The flawed candidate was Barack Obama. His meteoric rise and the accompanying excitement that surrounded this young, charismatic politician was flawed as well. At the same moment this excitement was being unleashed, it was being met with an underlying realization that we would have to trust someone we knew very little about with handling our nation's most important Office. This excitement was also tempered due to the uneasiness and fear that his lack of inexperience brought. The charisma from his ear-to-ear smile faded as the American people, one by one, discovered his extremist views as a legislator. Even the Democrats within his own party, one by one, experienced his political double-speak. As Obama told a pro-life crowd at Saddleback Church that determining life's beginning was "above [his] pay grade," he also told pro-choice people he had no principled view so his position could change on them as well.

The flawed campaign in my conclusion was John McCain’s. It was a dormant campaign that let his rival stir up excitement exclusively, and a sizable war chest, while putting up no fight. This was inexcusable. It was a campaign that fled from the party's social conservative base; which delivered George W. Bush the Presidency twice. This was ineptness. The campaign not only ignored the P.R. game, it allowed Obama to define the race. Obama was a young vibrant man surfing in the Hawaiian surf; McCain was a senior citizen with dermatologist appointments on his calendar to get melanomas removed from his face when he wasn’t covering up from the sunlight wearing blue-blocker sunglasses.

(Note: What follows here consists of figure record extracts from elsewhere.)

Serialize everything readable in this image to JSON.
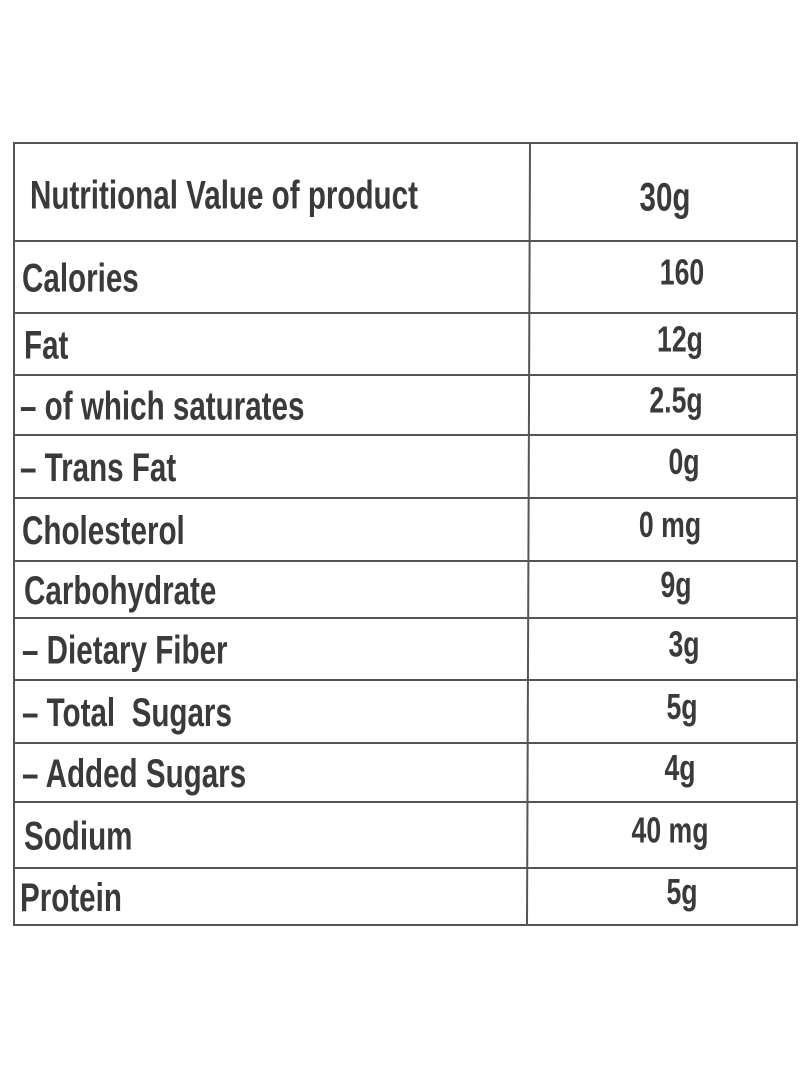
{
  "header": {
    "label": "Nutritional Value of product",
    "amount": "30g"
  },
  "table": {
    "rows": [
      [
        "Calories",
        "160"
      ],
      [
        "Fat",
        "12g"
      ],
      [
        "– of which saturates",
        "2.5g"
      ],
      [
        "– Trans Fat",
        "0g"
      ],
      [
        "Cholesterol",
        "0 mg"
      ],
      [
        "Carbohydrate",
        "9g"
      ],
      [
        "– Dietary Fiber",
        "3g"
      ],
      [
        "– Total  Sugars",
        "5g"
      ],
      [
        "– Added Sugars",
        "4g"
      ],
      [
        "Sodium",
        "40 mg"
      ],
      [
        "Protein",
        "5g"
      ]
    ]
  }
}
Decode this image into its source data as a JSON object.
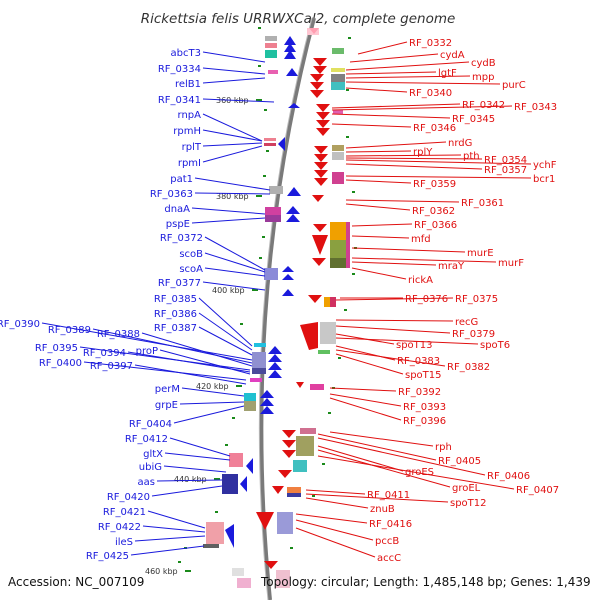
{
  "title": "Rickettsia felis URRWXCal2, complete genome",
  "footer": {
    "accession": "Accession: NC_007109",
    "topology": "Topology: circular; Length: 1,485,148 bp; Genes: 1,439"
  },
  "scale_ticks": [
    {
      "label": "360 kbp"
    },
    {
      "label": "380 kbp"
    },
    {
      "label": "400 kbp"
    },
    {
      "label": "420 kbp"
    },
    {
      "label": "440 kbp"
    },
    {
      "label": "460 kbp"
    }
  ],
  "left_genes": [
    {
      "label": "abcT3"
    },
    {
      "label": "RF_0334"
    },
    {
      "label": "relB1"
    },
    {
      "label": "RF_0341"
    },
    {
      "label": "rnpA"
    },
    {
      "label": "rpmH"
    },
    {
      "label": "rplT"
    },
    {
      "label": "rpmI"
    },
    {
      "label": "pat1"
    },
    {
      "label": "RF_0363"
    },
    {
      "label": "dnaA"
    },
    {
      "label": "pspE"
    },
    {
      "label": "RF_0372"
    },
    {
      "label": "scoB"
    },
    {
      "label": "scoA"
    },
    {
      "label": "RF_0377"
    },
    {
      "label": "RF_0385"
    },
    {
      "label": "RF_0386"
    },
    {
      "label": "RF_0387"
    },
    {
      "label": "RF_0390"
    },
    {
      "label": "RF_0389"
    },
    {
      "label": "RF_0388"
    },
    {
      "label": "RF_0395"
    },
    {
      "label": "RF_0394"
    },
    {
      "label": "proP"
    },
    {
      "label": "RF_0400"
    },
    {
      "label": "RF_0397"
    },
    {
      "label": "perM"
    },
    {
      "label": "grpE"
    },
    {
      "label": "RF_0404"
    },
    {
      "label": "RF_0412"
    },
    {
      "label": "gltX"
    },
    {
      "label": "ubiG"
    },
    {
      "label": "aas"
    },
    {
      "label": "RF_0420"
    },
    {
      "label": "RF_0421"
    },
    {
      "label": "RF_0422"
    },
    {
      "label": "ileS"
    },
    {
      "label": "RF_0425"
    }
  ],
  "right_genes": [
    {
      "label": "RF_0332"
    },
    {
      "label": "cydA"
    },
    {
      "label": "cydB"
    },
    {
      "label": "lgtF"
    },
    {
      "label": "mpp"
    },
    {
      "label": "purC"
    },
    {
      "label": "RF_0340"
    },
    {
      "label": "RF_0342"
    },
    {
      "label": "RF_0343"
    },
    {
      "label": "RF_0345"
    },
    {
      "label": "RF_0346"
    },
    {
      "label": "nrdG"
    },
    {
      "label": "rplY"
    },
    {
      "label": "pth"
    },
    {
      "label": "RF_0354"
    },
    {
      "label": "ychF"
    },
    {
      "label": "RF_0357"
    },
    {
      "label": "bcr1"
    },
    {
      "label": "RF_0359"
    },
    {
      "label": "RF_0361"
    },
    {
      "label": "RF_0362"
    },
    {
      "label": "RF_0366"
    },
    {
      "label": "mfd"
    },
    {
      "label": "murE"
    },
    {
      "label": "murF"
    },
    {
      "label": "mraY"
    },
    {
      "label": "rickA"
    },
    {
      "label": "RF_0376"
    },
    {
      "label": "RF_0375"
    },
    {
      "label": "recG"
    },
    {
      "label": "RF_0379"
    },
    {
      "label": "spoT13"
    },
    {
      "label": "spoT6"
    },
    {
      "label": "RF_0383"
    },
    {
      "label": "RF_0382"
    },
    {
      "label": "spoT15"
    },
    {
      "label": "RF_0392"
    },
    {
      "label": "RF_0393"
    },
    {
      "label": "RF_0396"
    },
    {
      "label": "rph"
    },
    {
      "label": "RF_0405"
    },
    {
      "label": "RF_0406"
    },
    {
      "label": "groES"
    },
    {
      "label": "groEL"
    },
    {
      "label": "RF_0407"
    },
    {
      "label": "RF_0411"
    },
    {
      "label": "spoT12"
    },
    {
      "label": "znuB"
    },
    {
      "label": "RF_0416"
    },
    {
      "label": "pccB"
    },
    {
      "label": "accC"
    }
  ],
  "colors": {
    "backbone": "#777777",
    "forward_strand": "#1a1adc",
    "reverse_strand": "#e01010",
    "tick": "#1a8a1a"
  }
}
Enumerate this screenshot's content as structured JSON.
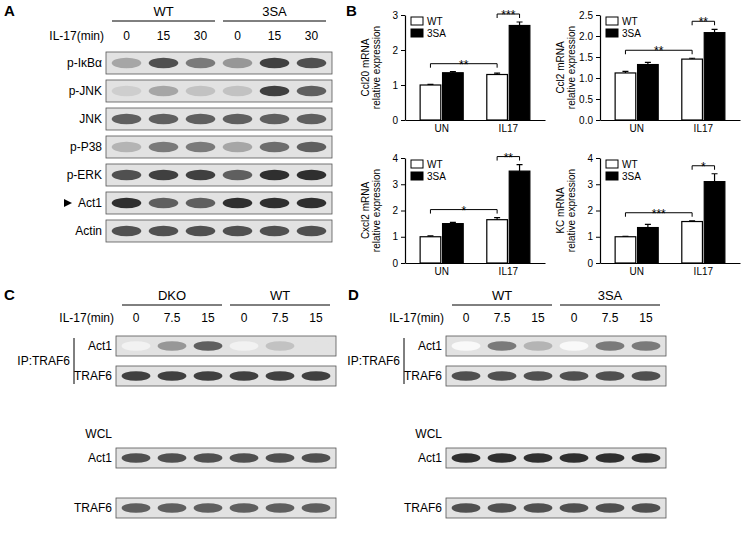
{
  "panel_labels": [
    "A",
    "B",
    "C",
    "D"
  ],
  "chart_data": [
    {
      "type": "bar",
      "categories": [
        "UN",
        "IL17"
      ],
      "ylabel": [
        "Ccl20 mRNA",
        "relative expression"
      ],
      "ylim": [
        0,
        3
      ],
      "yticks": [
        0,
        1,
        2,
        3
      ],
      "legend": "upper left",
      "series": [
        {
          "name": "WT",
          "color": "#ffffff",
          "values": [
            1.0,
            1.3
          ],
          "errors": [
            0.02,
            0.04
          ]
        },
        {
          "name": "3SA",
          "color": "#000000",
          "values": [
            1.35,
            2.7
          ],
          "errors": [
            0.03,
            0.1
          ]
        }
      ],
      "annotations": [
        {
          "text": "**",
          "from": [
            0,
            0
          ],
          "to": [
            0,
            1
          ]
        },
        {
          "text": "***",
          "from": [
            0,
            1
          ],
          "to": [
            1,
            1
          ]
        }
      ]
    },
    {
      "type": "bar",
      "categories": [
        "UN",
        "IL17"
      ],
      "ylabel": [
        "Ccl2 mRNA",
        "relative expression"
      ],
      "ylim": [
        0,
        2.5
      ],
      "yticks": [
        {
          "value": 0,
          "label": "0.0"
        },
        0.5,
        {
          "value": 1,
          "label": "1.0"
        },
        1.5,
        {
          "value": 2,
          "label": "2.0"
        },
        2.5
      ],
      "legend": "upper left",
      "series": [
        {
          "name": "WT",
          "color": "#ffffff",
          "values": [
            1.12,
            1.45
          ],
          "errors": [
            0.04,
            0.02
          ]
        },
        {
          "name": "3SA",
          "color": "#000000",
          "values": [
            1.32,
            2.08
          ],
          "errors": [
            0.05,
            0.08
          ]
        }
      ],
      "annotations": [
        {
          "text": "**",
          "from": [
            0,
            0
          ],
          "to": [
            0,
            1
          ]
        },
        {
          "text": "**",
          "from": [
            0,
            1
          ],
          "to": [
            1,
            1
          ]
        }
      ]
    },
    {
      "type": "bar",
      "categories": [
        "UN",
        "IL17"
      ],
      "ylabel": [
        "Cxcl2 mRNA",
        "relative expression"
      ],
      "ylim": [
        0,
        4
      ],
      "yticks": [
        0,
        1,
        2,
        3,
        4
      ],
      "legend": "upper left",
      "series": [
        {
          "name": "WT",
          "color": "#ffffff",
          "values": [
            1.0,
            1.65
          ],
          "errors": [
            0.03,
            0.08
          ]
        },
        {
          "name": "3SA",
          "color": "#000000",
          "values": [
            1.5,
            3.5
          ],
          "errors": [
            0.05,
            0.25
          ]
        }
      ],
      "annotations": [
        {
          "text": "*",
          "from": [
            0,
            0
          ],
          "to": [
            0,
            1
          ]
        },
        {
          "text": "**",
          "from": [
            0,
            1
          ],
          "to": [
            1,
            1
          ]
        }
      ]
    },
    {
      "type": "bar",
      "categories": [
        "UN",
        "IL17"
      ],
      "ylabel": [
        "KC mRNA",
        "relative expression"
      ],
      "ylim": [
        0,
        4
      ],
      "yticks": [
        0,
        1,
        2,
        3,
        4
      ],
      "legend": "upper left",
      "series": [
        {
          "name": "WT",
          "color": "#ffffff",
          "values": [
            1.0,
            1.58
          ],
          "errors": [
            0.02,
            0.03
          ]
        },
        {
          "name": "3SA",
          "color": "#000000",
          "values": [
            1.35,
            3.1
          ],
          "errors": [
            0.12,
            0.3
          ]
        }
      ],
      "annotations": [
        {
          "text": "***",
          "from": [
            0,
            0
          ],
          "to": [
            0,
            1
          ]
        },
        {
          "text": "*",
          "from": [
            0,
            1
          ],
          "to": [
            1,
            1
          ]
        }
      ]
    }
  ],
  "blots": [
    {
      "groups": [
        "WT",
        "3SA"
      ],
      "time_label": "IL-17(min)",
      "times": [
        0,
        15,
        30
      ],
      "sections": [
        {
          "rows": [
            {
              "name": "p-IκBα",
              "intensity": [
                0.45,
                0.75,
                0.6,
                0.5,
                0.8,
                0.75
              ]
            },
            {
              "name": "p-JNK",
              "intensity": [
                0.3,
                0.45,
                0.35,
                0.35,
                0.8,
                0.7
              ]
            },
            {
              "name": "JNK",
              "intensity": [
                0.7,
                0.7,
                0.7,
                0.7,
                0.7,
                0.7
              ]
            },
            {
              "name": "p-P38",
              "intensity": [
                0.4,
                0.6,
                0.6,
                0.45,
                0.65,
                0.7
              ]
            },
            {
              "name": "p-ERK",
              "intensity": [
                0.75,
                0.8,
                0.8,
                0.7,
                0.85,
                0.85
              ]
            },
            {
              "name": "Act1",
              "marker": "triangle",
              "intensity": [
                0.85,
                0.7,
                0.7,
                0.85,
                0.85,
                0.85
              ]
            },
            {
              "name": "Actin",
              "intensity": [
                0.75,
                0.75,
                0.75,
                0.75,
                0.75,
                0.75
              ]
            }
          ]
        }
      ]
    },
    {
      "groups": [
        "DKO",
        "WT"
      ],
      "time_label": "IL-17(min)",
      "times": [
        0,
        7.5,
        15
      ],
      "sections": [
        {
          "title": "IP:TRAF6",
          "rows": [
            {
              "name": "Act1",
              "intensity": [
                0.1,
                0.5,
                0.7,
                0.1,
                0.35,
                0.2
              ]
            },
            {
              "name": "TRAF6",
              "intensity": [
                0.8,
                0.8,
                0.8,
                0.8,
                0.8,
                0.8
              ]
            }
          ]
        },
        {
          "title": "WCL",
          "rows": [
            {
              "name": "Act1",
              "intensity": [
                0.75,
                0.75,
                0.75,
                0.75,
                0.75,
                0.75
              ]
            },
            {
              "name": "TRAF6",
              "intensity": [
                0.7,
                0.7,
                0.7,
                0.7,
                0.7,
                0.7
              ]
            }
          ]
        }
      ]
    },
    {
      "groups": [
        "WT",
        "3SA"
      ],
      "time_label": "IL-17(min)",
      "times": [
        0,
        7.5,
        15
      ],
      "sections": [
        {
          "title": "IP:TRAF6",
          "rows": [
            {
              "name": "Act1",
              "intensity": [
                0.05,
                0.6,
                0.4,
                0.05,
                0.6,
                0.6
              ]
            },
            {
              "name": "TRAF6",
              "intensity": [
                0.75,
                0.75,
                0.75,
                0.75,
                0.75,
                0.75
              ]
            }
          ]
        },
        {
          "title": "WCL",
          "rows": [
            {
              "name": "Act1",
              "intensity": [
                0.85,
                0.85,
                0.85,
                0.85,
                0.85,
                0.85
              ]
            },
            {
              "name": "TRAF6",
              "intensity": [
                0.75,
                0.75,
                0.75,
                0.75,
                0.75,
                0.75
              ]
            }
          ]
        }
      ]
    }
  ]
}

So what happened this week?

McCain’s campaign became less flawed:

McCain forcefully served up everything that the social conservatives wanted to hear in the Saddleback debate and started attacking Obama's weaknesses. In short, he started running a campaign. The Zogby poll reported McCain overtook Obama by five points within the past week.

Then, the flawed candidate became more flawed:

Obama spent most of this debate surgically choosing his words like he was the accused at a legal deposition giving the appearance that he is covering something up. I personally noticed that his eyes for the majority of the time as he spoke where looking down and to the right, similar to what a used car salesman does before he asks you to sign on the dotted line.

With this understanding, I had a new belief this week that explained the voter swing very succinctly.

Barack Obama is a great auditor who can excite crowds of tens of thousands of people with a speech, but can’t handle an intimate debate. He becomes a distinguished, evening anchorman with pre-written cue cards, but an arrogant, slithering trial lawyer that you would not want at your barbecue when he has to think on his feet and when he is not in absolute control of the situation. He is a manufactured candidate.

To prove this, I will stay within the Democratic Party. The momentum for their primaries abruptly changed, almost mortally for Obama, starting at the New Hampshire primary debate. Obama achieved the unbelievable feet of making the human Ice Queen, Hillary Clinton, look warm and approachable. His response to the moderator’s question, “Why don’t people like you, Hillary?” was as canned as it was pre-written. He said, “You’re likable enough, Hillary...” The consonant politician. He gave a response that would sound positive to Clinton’s supporters, but leave out an absolute confirmation, using the term “enough”, which still left Hillary’s likability needing. Note: He made this cocky statement while looking down, again.

After this disturbing round of intimacies/debates with Obama, the Democrats started to flee to Clinton. Clinton started winning primaries, and fell just short in primaries and time to win the nomination. If this debate happened a month sooner, it is my opinion the Democrats would have a different nominee.

A comment that was unleashed to the media during this Clinton resurgence was that Obama was having a tough time in “closing the deal.” I have a feeling that this came from James Carville, a top Clinton’s adviser - - it sounds like him, and underscores all the points I have made. The more you are exposed to Obama candidly, the more you are likely to vote for someone else, consequently the more difficulty he has with a prolonged campaign.

There are many more Presidential debates to go. Many more times for the American people to have intimacy with Barack Obama and see him in an uncontrolled environment. These debates won’t serve Obama well. He does not have any electoral votes under his belt to serve as his safety net as he did in the Democratic primaries. The debates will serve McCain well who has more than enough time to let Obama expose himself some more. Going forward, McCain will just have to count his houses correctly before the debates.